Energy storage is set to grow 40 percent per year in developing markets, says a team of researchers at the World Bank Group. 

That growth will take the current installed base of around 2 gigawatts up to 80 gigawatts in less than a decade. And if certain rule changes are made, capacity increases could be higher than that.

The findings were published in a new report from the International Finance Corporation and the Energy Sector Management Assistance Program, which are both part of the World Bank.

Unsurprisingly, China and India, with their ambitious renewables programs, are predicted to be the biggest contributors. But a host of other developing economies are set to become strong players in storage.

The International Energy Agency estimates that by 2020 developing countries will need to double their electrical power output to meet rising demand. By 2035, these countries will represent 80 percent of the total growth in both energy production and consumption. 

An estimated 2.5 billion more people will be flocking into the world’s cities by 2050, placing increasing strain on existing grid infrastructure. These stresses will be felt most in the world’s developing economies, adding to power demands caused by increased industrialization.

Meanwhile, a commitment to limiting carbon emissions through large-scale adoption of intermittent renewable energy will only add to the need for investment in energy storage at the grid level, behind the meter, and in off-grid communities, according to the report.

In the case of isolated rural or island communities, renewables paired with storage is often a more cost-effective option than a grid connection.

As a result, by 2025 all developing territories will show considerable yearly growth in storage.

Numerous factors will determine how storage flourishes. They include the penetration and mix of renewable and fossil generation, grid reliability and stability, and how easy it is for companies to own and operate storage facilities.

The presence of pumped hydro is also significant. A large installed base of pumped hydro can reduce the need for storage projects in the future.

In addition to predicting the energy storage uptake in different regions, the report makes a series of recommendations for developing economies, based in part on lessons learned from earlier adopters of storage solutions. 

Irrespective of the territory, the biggest single factor is access to cost-effective funding. Securing such funding would give an advantage to tried-and-trusted vendors who can offer warranties and performance guarantees.
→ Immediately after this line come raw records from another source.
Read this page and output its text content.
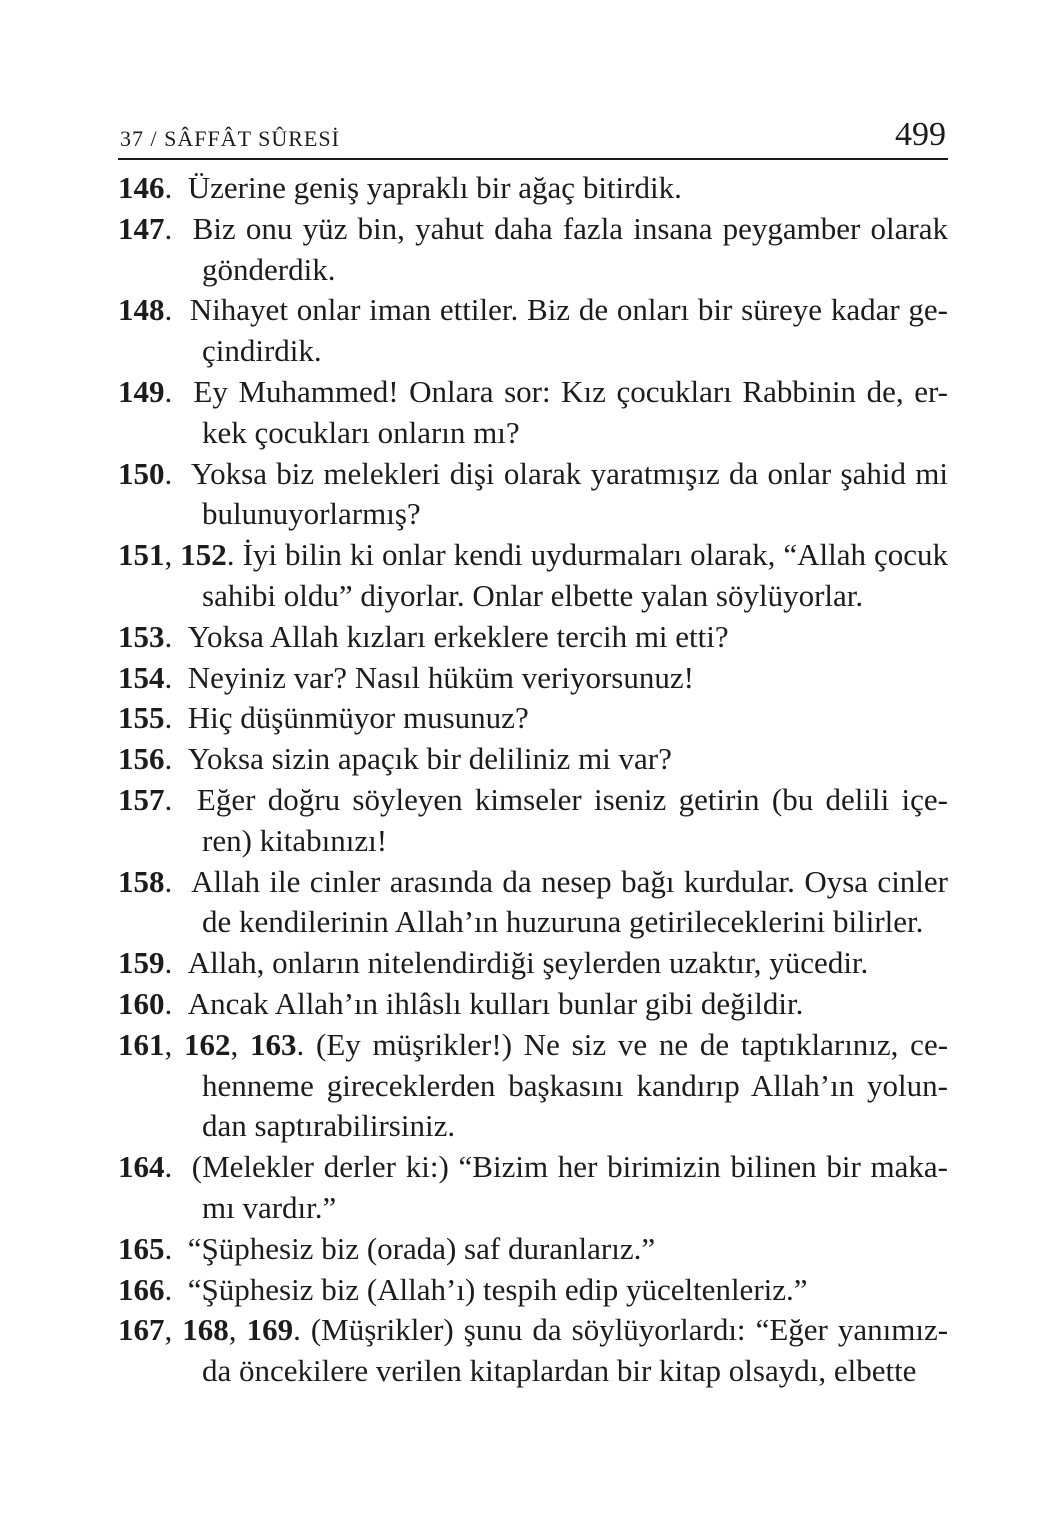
37 / SÂFFÂT SÛRESİ	499
146.  Üzerine geniş yapraklı bir ağaç bitirdik.
147.  Biz onu yüz bin, yahut daha fazla insana peygamber olarak gönderdik.
148.  Nihayet onlar iman ettiler. Biz de onları bir süreye kadar ge-çindirdik.
149.  Ey Muhammed! Onlara sor: Kız çocukları Rabbinin de, er-kek çocukları onların mı?
150.  Yoksa biz melekleri dişi olarak yaratmışız da onlar şahid mi bulunuyorlarmış?
151, 152. İyi bilin ki onlar kendi uydurmaları olarak, “Allah çocuk sahibi oldu” diyorlar. Onlar elbette yalan söylüyorlar.
153.  Yoksa Allah kızları erkeklere tercih mi etti?
154.  Neyiniz var? Nasıl hüküm veriyorsunuz!
155.  Hiç düşünmüyor musunuz?
156.  Yoksa sizin apaçık bir deliliniz mi var?
157.  Eğer doğru söyleyen kimseler iseniz getirin (bu delili içe-ren) kitabınızı!
158.  Allah ile cinler arasında da nesep bağı kurdular. Oysa cinler de kendilerinin Allah’ın huzuruna getirileceklerini bilirler.
159.  Allah, onların nitelendirdiği şeylerden uzaktır, yücedir.
160.  Ancak Allah’ın ihlâslı kulları bunlar gibi değildir.
161, 162, 163. (Ey müşrikler!) Ne siz ve ne de taptıklarınız, ce-henneme gireceklerden başkasını kandırıp Allah’ın yolun-dan saptırabilirsiniz.
164.  (Melekler derler ki:) “Bizim her birimizin bilinen bir maka-mı vardır.”
165.  “Şüphesiz biz (orada) saf duranlarız.”
166.  “Şüphesiz biz (Allah’ı) tespih edip yüceltenleriz.”
167, 168, 169. (Müşrikler) şunu da söylüyorlardı: “Eğer yanımız-da öncekilere verilen kitaplardan bir kitap olsaydı, elbette
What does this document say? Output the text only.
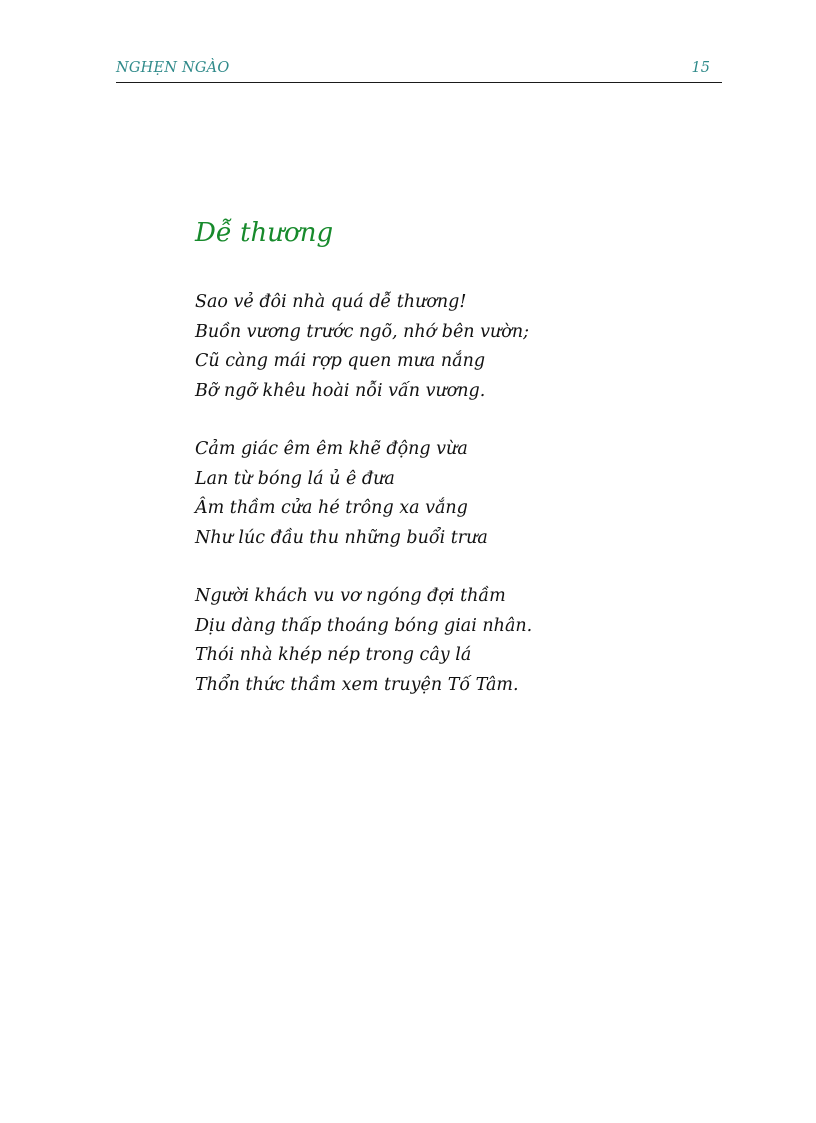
NGHẸN NGÀO	15
Dễ thương
Sao vẻ đôi nhà quá dễ thương!
Buồn vương trước ngõ, nhớ bên vườn;
Cũ càng mái rợp quen mưa nắng
Bỡ ngỡ khêu hoài nỗi vấn vương.
Cảm giác êm êm khẽ động vừa
Lan từ bóng lá ủ ê đưa
Âm thầm cửa hé trông xa vắng
Như lúc đầu thu những buổi trưa
Người khách vu vơ ngóng đợi thầm
Dịu dàng thấp thoáng bóng giai nhân.
Thói nhà khép nép trong cây lá
Thổn thức thầm xem truyện Tố Tâm.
With this in mind, the report recommends that developing economies do not exclude foreign expertise and technology from supplying energy storage.

Avoiding niche projects, and instead choosing easily replicated installations, is another recommendation that would help accelerate the pace of deployment and solidify the knowledge base for storage in a developing economy. 

The researchers also recommend market reform. Opening ancillary services markets up to different technologies, instead of relying only on large generators, would allow different players access to additional revenue, improving their ability to make storage profitable. Lengthening the periods of contracts would lower risk for potential investors, and help improve funding of projects.

Currently utility business models in developing economies routinely encourage large capital investment in infrastructure. Opting for energy storage might be a more cost-effective route. Promoting conservation and efficiency instead of large capital investment would make storage more attractive to utilities. 

Legislation should also incentivize behind-the-meter storage for individual businesses and households, by introducing pricing models that allow them to reduce their electricity costs. 

Although many barriers remain, the predicted 40-fold increase in energy storage within developing economies will likely become a reality, concludes the report. And if its recommendations are widely adopted, the results could be even more impressive.